As cherished as a malt from the Tastee Treet down on Third Street and as raucous as a Saturday night at the Horseshoe Tavern over on Main, the Crooked River Roundup horse races return to Prineville this week for the 46th consecutive year.
Racing starts tonight at 7:15 at the Crook County Fairgrounds, where the gates will open at 6 p.m. Admission is $5 per person each night — the races run through Saturday — and tonight is Ladies Night: all women will be admitted for free.
“We’ll have some really good races the first three nights,” said Crooked River Roundup horse race chair Doug Smith. “And Saturday should be absolutely fantastic.”
Saturday’s race lineup is highlighted by the Jack Rhoden Memorial Quarter Horse Sprint, which boasts an $18,000 purse, the largest one-race cash prize in CRR horse race history, according to Smith. The American Quarter Horse Association donated $2,000 to the Jack Rhoden Memorial, giving the race its exceptional payout.
“I’ve been here for 30 years and there’s been nothing anywhere near that,” Smith said.
With a full slate of races scheduled for each night, Smith said he expects the 2012 CRR to challenge last year’s four-day handle of $232,000, the races’ highest gambling total since the Oregon Lottery was established in 1984. (Racing handles around the state went down once Oregonians had the chance to legally gamble every day with the Oregon Lottery.)
“Every place is down, but I believe we’ll be up,” Smith said about the Oregon’s other pari-mutuel horse races this year. “Don’t try and get a hotel in Prineville, they’re all booked up. Don’t try and get a spot at the Crook County RV Park, they’re all booked. And we’ve got 200 people living at the fairgrounds for the week. ... I was in downtown Prineville earlier today and it was rocking, and it’s just Tuesday.”

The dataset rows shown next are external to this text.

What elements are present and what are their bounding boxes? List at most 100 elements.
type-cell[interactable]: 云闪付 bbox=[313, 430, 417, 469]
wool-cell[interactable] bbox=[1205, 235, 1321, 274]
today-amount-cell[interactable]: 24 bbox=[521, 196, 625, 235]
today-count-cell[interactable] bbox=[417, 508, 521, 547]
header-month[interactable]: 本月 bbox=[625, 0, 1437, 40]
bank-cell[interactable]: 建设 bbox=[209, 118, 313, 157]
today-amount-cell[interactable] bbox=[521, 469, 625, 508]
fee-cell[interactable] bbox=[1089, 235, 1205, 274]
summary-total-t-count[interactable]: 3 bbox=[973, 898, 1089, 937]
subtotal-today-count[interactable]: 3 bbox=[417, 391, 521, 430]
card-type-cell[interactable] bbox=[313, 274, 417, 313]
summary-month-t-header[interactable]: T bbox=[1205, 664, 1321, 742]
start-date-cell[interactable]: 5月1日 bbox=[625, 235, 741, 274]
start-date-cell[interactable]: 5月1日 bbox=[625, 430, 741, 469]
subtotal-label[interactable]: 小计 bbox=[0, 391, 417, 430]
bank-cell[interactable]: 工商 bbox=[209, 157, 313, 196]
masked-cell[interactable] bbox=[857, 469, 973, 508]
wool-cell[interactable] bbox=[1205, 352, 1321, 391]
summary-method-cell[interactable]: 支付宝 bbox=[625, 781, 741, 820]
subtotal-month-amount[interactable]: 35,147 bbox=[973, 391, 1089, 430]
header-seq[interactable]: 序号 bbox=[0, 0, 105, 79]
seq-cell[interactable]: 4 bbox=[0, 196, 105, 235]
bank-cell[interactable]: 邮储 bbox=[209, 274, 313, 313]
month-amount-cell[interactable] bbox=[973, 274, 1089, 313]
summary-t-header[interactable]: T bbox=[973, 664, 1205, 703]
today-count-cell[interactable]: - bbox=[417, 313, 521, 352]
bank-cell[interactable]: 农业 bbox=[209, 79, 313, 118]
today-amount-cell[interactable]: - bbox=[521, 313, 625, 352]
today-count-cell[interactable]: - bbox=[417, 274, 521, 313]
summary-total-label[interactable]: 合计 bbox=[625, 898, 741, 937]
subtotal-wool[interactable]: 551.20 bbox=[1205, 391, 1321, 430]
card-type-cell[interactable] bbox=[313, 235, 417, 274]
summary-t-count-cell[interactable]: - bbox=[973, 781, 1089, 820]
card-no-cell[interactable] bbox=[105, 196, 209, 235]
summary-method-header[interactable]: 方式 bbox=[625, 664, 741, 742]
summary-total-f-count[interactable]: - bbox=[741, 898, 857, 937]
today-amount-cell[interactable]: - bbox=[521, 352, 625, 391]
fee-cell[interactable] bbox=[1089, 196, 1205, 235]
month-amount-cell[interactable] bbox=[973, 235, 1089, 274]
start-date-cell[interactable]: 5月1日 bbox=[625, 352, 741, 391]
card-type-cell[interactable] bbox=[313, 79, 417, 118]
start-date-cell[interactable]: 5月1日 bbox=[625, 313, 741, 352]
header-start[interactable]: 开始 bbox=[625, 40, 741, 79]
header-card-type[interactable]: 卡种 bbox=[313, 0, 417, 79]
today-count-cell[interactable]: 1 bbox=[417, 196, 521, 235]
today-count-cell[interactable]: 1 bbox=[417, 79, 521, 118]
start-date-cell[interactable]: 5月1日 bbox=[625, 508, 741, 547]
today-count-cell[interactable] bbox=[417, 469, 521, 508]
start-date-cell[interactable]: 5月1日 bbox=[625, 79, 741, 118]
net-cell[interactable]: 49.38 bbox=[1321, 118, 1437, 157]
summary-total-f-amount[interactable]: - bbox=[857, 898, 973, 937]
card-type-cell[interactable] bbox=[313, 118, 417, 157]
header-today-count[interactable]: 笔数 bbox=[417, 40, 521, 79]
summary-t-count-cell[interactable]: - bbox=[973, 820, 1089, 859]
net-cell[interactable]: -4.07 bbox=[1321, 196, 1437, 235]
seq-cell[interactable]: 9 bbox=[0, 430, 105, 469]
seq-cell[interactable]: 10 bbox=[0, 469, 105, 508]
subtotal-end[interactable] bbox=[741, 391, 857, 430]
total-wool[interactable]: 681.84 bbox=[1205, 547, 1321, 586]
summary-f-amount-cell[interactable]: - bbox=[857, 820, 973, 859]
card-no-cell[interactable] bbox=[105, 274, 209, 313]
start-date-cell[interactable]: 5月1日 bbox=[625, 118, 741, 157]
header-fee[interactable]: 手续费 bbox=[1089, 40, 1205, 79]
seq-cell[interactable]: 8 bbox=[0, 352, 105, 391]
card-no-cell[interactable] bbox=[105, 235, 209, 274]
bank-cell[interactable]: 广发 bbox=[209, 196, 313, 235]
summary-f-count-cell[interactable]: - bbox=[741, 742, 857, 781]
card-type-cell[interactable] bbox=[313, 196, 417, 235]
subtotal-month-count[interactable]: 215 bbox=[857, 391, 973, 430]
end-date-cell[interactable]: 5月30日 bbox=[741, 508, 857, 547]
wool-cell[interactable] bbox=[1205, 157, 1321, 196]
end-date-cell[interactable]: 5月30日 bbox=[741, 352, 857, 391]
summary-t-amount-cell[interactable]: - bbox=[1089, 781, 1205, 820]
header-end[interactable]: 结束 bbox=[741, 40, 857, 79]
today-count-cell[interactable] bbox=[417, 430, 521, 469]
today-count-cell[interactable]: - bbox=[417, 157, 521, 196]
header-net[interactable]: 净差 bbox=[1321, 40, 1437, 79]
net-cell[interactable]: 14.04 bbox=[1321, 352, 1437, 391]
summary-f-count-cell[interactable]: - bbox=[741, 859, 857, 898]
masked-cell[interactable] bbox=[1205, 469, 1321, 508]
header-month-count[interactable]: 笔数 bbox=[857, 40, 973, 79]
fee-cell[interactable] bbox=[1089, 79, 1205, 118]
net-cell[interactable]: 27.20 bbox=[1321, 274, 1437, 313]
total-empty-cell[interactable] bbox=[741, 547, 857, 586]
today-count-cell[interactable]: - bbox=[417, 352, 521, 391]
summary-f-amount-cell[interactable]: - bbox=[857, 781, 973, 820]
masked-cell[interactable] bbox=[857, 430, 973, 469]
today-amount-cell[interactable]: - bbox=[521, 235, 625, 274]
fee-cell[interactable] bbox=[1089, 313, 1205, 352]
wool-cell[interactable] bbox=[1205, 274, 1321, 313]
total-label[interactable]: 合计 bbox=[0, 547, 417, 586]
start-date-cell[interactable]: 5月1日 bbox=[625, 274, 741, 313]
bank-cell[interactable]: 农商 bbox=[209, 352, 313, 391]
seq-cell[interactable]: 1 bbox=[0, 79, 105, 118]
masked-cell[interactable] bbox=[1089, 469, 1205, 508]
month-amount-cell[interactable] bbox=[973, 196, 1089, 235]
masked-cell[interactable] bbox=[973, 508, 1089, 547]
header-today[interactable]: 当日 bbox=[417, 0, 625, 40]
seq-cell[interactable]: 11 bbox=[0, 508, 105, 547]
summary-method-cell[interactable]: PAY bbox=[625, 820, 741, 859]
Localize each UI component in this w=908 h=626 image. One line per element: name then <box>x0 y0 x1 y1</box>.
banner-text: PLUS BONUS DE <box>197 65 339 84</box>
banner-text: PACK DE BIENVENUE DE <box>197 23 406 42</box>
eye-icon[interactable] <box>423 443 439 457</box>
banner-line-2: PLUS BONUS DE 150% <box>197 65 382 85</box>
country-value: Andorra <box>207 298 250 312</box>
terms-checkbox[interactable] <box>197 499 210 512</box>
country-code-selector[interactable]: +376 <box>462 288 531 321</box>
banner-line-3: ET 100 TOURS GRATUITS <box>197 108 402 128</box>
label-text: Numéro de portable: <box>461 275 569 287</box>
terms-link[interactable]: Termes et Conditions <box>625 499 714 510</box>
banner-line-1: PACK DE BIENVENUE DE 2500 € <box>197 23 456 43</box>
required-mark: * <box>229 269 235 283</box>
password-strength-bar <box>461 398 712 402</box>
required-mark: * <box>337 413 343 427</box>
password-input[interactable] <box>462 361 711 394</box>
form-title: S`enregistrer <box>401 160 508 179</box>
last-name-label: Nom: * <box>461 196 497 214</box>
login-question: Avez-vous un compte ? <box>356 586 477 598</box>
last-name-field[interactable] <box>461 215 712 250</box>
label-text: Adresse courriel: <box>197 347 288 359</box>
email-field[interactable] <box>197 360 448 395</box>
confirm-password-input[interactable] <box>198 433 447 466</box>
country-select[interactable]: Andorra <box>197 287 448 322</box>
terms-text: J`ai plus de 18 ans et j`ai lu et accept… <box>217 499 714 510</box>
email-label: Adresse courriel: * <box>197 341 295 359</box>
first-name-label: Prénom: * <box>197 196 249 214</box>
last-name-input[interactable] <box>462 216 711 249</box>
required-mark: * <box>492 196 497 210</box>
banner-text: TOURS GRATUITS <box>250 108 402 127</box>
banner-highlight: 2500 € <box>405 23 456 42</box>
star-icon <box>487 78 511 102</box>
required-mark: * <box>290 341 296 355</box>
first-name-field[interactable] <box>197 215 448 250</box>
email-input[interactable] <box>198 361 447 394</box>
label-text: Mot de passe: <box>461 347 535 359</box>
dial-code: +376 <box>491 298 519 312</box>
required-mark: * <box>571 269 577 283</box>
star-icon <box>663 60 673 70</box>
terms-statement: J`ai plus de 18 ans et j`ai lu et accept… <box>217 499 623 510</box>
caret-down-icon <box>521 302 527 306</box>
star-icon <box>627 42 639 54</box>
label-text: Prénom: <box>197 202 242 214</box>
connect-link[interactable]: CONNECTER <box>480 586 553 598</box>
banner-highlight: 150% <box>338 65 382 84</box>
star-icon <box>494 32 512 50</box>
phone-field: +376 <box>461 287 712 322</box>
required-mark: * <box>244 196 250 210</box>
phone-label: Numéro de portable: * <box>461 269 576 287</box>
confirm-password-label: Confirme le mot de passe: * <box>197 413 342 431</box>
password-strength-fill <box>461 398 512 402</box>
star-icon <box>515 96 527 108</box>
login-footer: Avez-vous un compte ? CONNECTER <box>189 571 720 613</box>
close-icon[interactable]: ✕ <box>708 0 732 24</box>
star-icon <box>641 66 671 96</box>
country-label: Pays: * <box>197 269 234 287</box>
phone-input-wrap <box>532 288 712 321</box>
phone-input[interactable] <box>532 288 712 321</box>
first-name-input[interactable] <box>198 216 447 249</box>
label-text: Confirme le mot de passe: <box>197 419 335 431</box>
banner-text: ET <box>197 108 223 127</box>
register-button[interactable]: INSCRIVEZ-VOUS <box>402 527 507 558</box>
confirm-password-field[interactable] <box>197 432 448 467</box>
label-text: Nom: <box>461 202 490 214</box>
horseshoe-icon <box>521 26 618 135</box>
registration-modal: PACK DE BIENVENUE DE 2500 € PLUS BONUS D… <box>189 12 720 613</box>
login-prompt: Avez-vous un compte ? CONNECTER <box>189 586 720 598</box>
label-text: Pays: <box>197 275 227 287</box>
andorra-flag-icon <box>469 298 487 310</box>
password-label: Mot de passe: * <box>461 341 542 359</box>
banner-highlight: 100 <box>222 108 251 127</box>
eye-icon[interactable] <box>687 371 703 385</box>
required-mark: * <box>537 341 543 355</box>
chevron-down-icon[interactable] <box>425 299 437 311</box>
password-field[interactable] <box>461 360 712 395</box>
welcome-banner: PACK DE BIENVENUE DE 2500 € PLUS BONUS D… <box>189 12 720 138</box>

The horse races, which were added to the Crooked River Roundup rodeo in 1945, have over the years become an economic lightning bolt for Prineville. Smith said he estimates that the four-day event brings in more than 1,000 racing enthusiasts from outside Central Oregon and many more from Bend, Redmond, Madras and other neighboring communities.
“This thing has a very good impact on Crook County,” Smith said. “And if all the hotels in Prineville are filled, you know people are staying in Redmond and probably some in Bend.”
In addition to being the only sanctioned horse races in Central Oregon, the Crooked River Roundup also won’t break a spectator’s bank account, Smith observed.
“We try to keep admission (which is $5) to where you can come in as an individual with a $20 bill, have fun all night long and with a little bit of luck walk out with a $20 bill in your pocket,” Smith says. “That’s good, affordable entertainment in today’s world.”